Laminal thickness. The laminae of some taxa are typically multistratose (Pl. 1, f.2; 3, f. 5), yet this character is variable at the specific level in others. Some genera may have some species with bistratose laminae (Pl. 108, f. 15) and some species with unistratose laminae, but most genera have unistratose laminae. Considerable variation is evident in the genus Didymodon (Zander 1982a), especially the species related to D. rigidulus and D. vinealis. Sayre (1952) briefly described similar variation in Grimmia (Grimmiaceae). When laminal cells are bistratose in patches medially, each of the cells is usually only half as thick through (measured from ventral surface of the leaf to the dorsal) as the cells of the unistratose portion, giving the appearance of a single laminal cell with an interior periclinal wall (Pl. 4, f. 8; 13, f. 15).

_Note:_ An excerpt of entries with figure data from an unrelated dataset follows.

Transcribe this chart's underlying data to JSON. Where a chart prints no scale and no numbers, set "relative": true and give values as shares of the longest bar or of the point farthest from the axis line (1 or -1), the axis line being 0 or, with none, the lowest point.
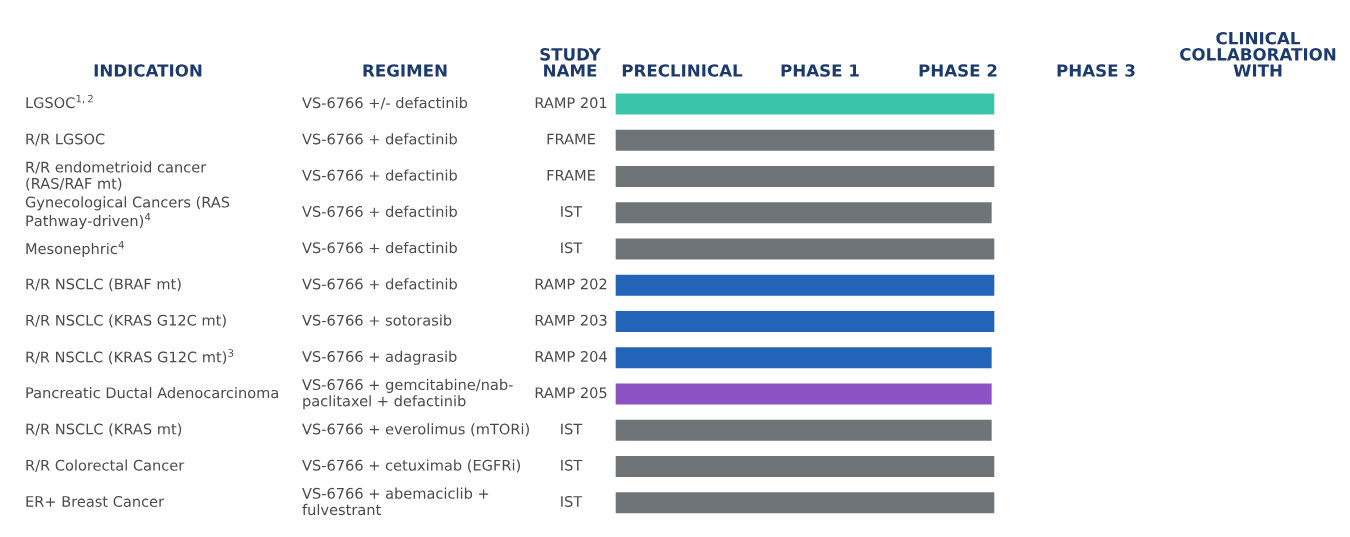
{
  "chart_data": {
    "type": "bar",
    "orientation": "horizontal",
    "ylabel": "INDICATION",
    "categories": [
      "LGSOC$^{1,2}$",
      "R/R LGSOC",
      "R/R endometrioid cancer\n(RAS/RAF mt)",
      "Gynecological Cancers (RAS\nPathway-driven)$^{4}$",
      "Mesonephric$^{4}$",
      "R/R NSCLC (BRAF mt)",
      "R/R NSCLC (KRAS G12C mt)",
      "R/R NSCLC (KRAS G12C mt)$^{3}$",
      "Pancreatic Ductal Adenocarcinoma",
      "R/R NSCLC (KRAS mt)",
      "R/R Colorectal Cancer",
      "ER+ Breast Cancer"
    ],
    "relative": true,
    "values": [
      1,
      1,
      1,
      0.993,
      1,
      1,
      1,
      0.993,
      0.993,
      0.993,
      1,
      1
    ],
    "colors": [
      "#3cc4a8",
      "#6e7478",
      "#6e7478",
      "#6e7478",
      "#6e7478",
      "#2363b8",
      "#2363b8",
      "#2363b8",
      "#8a52c2",
      "#6e7478",
      "#6e7478",
      "#6e7478"
    ],
    "annotations": [
      "REGIMEN",
      "STUDY\nNAME",
      "PRECLINICAL",
      "PHASE 1",
      "PHASE 2",
      "PHASE 3",
      "CLINICAL\nCOLLABORATION\nWITH",
      "VS-6766 +/- defactinib",
      "VS-6766 + defactinib",
      "VS-6766 + defactinib",
      "VS-6766 + defactinib",
      "VS-6766 + defactinib",
      "VS-6766 + defactinib",
      "VS-6766 + sotorasib",
      "VS-6766 + adagrasib",
      "VS-6766 + gemcitabine/nab-\npaclitaxel + defactinib",
      "VS-6766 + everolimus (mTORi)",
      "VS-6766 + cetuximab (EGFRi)",
      "VS-6766 + abemaciclib +\nfulvestrant",
      "RAMP 201",
      "FRAME",
      "FRAME",
      "IST",
      "IST",
      "RAMP 202",
      "RAMP 203",
      "RAMP 204",
      "RAMP 205",
      "IST",
      "IST",
      "IST"
    ]
  }
}
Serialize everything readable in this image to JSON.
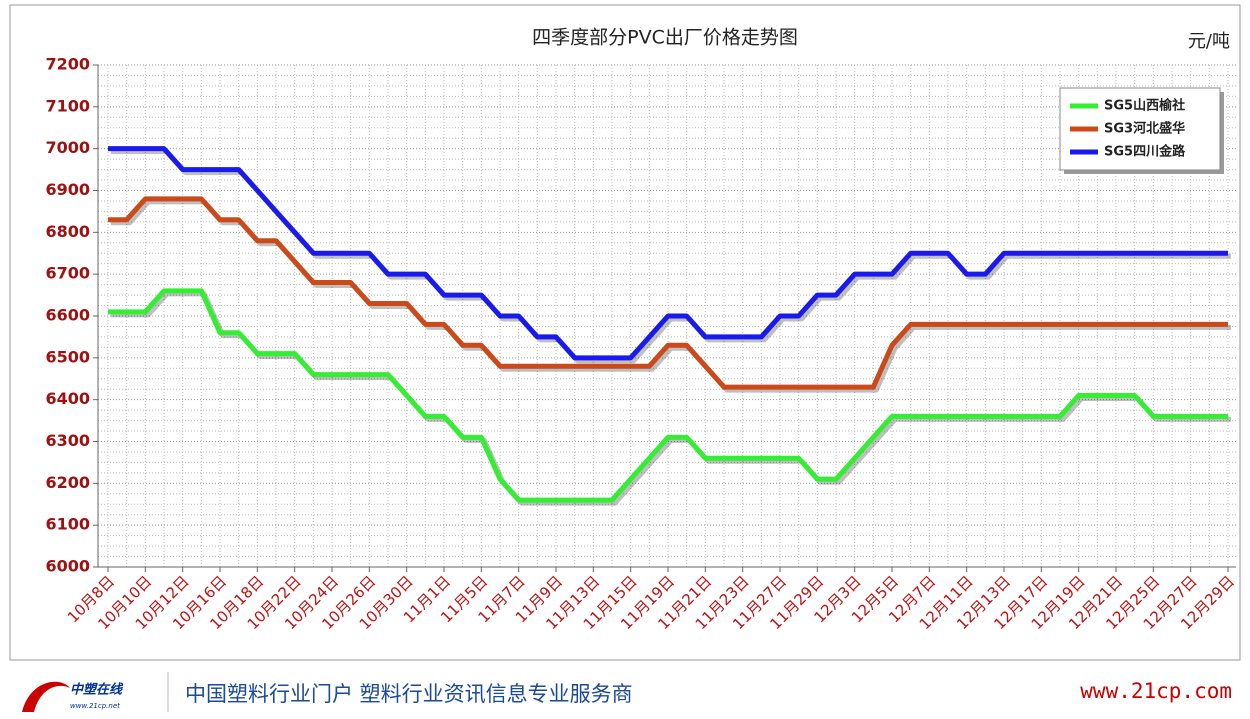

When leaf margins are bistratose, however, the cells are generally each as thick through as the medial cells, inflating the border whether the marginal cell walls are thickened (Pl. 17, f. 8; 33, f. 8) or similar to the medial cells in thickness (Pl. 8, f. 8; 9, f. 9; 23, f. 9).

 

Basal Laminal Cells

 

The basal laminal cells are sometimes called hyalocysts (cf. Edwards 1980a) when much enlarged and lacking chlorophyll. They are usually also epapillose or weakly papillose and sharply differentiated from the smaller, green, papillose upper cells. Hyalocysts are characteristic of Calymperaceae, but are also found occasionally in the Pottiaceae in various species of such genera as Leptodontium, Bryoerythrophyllum and Tortula. In most species of Pottiaceae, however, the basal laminal cells more or less gradually intergrade in size and degree of papillosity with the upper cells. The basal cells may be wide or little wider than the upper cells, and are generally smooth and elongated. Well-differentiated basal cells are commonly bordered along the leaf margins by narrow, rectangular cells that may serve to inhibit breakage of the leaf, the basal cells apparently being weak structurally. Occasionally a distinct area of unusually thickened rectangular cells is discernible in the leaf just distal to the area of hyaline basal cells, as in species of Trichostomum subg. Oxystegus.

 

Edwards (1980a) noted that resorption pores are found in the hyalocysts of all three major traditional groups of the Pottiales, in the leucobryaceous leaf, and in Sphagnum. He reviewed past references to such pores by other authors, and was surprised that they have not been mentioned more commonly. He found, in Calymperaceae of west tropical Africa, variation in number per cell, position and shape, such characters being of taxonomic value at the family and infrageneric levels. Zander and Cleef (1982) described such pores in Kingiobryum Robins., now recognized in the Dicranaceae but which may belong to the Pottiaceae.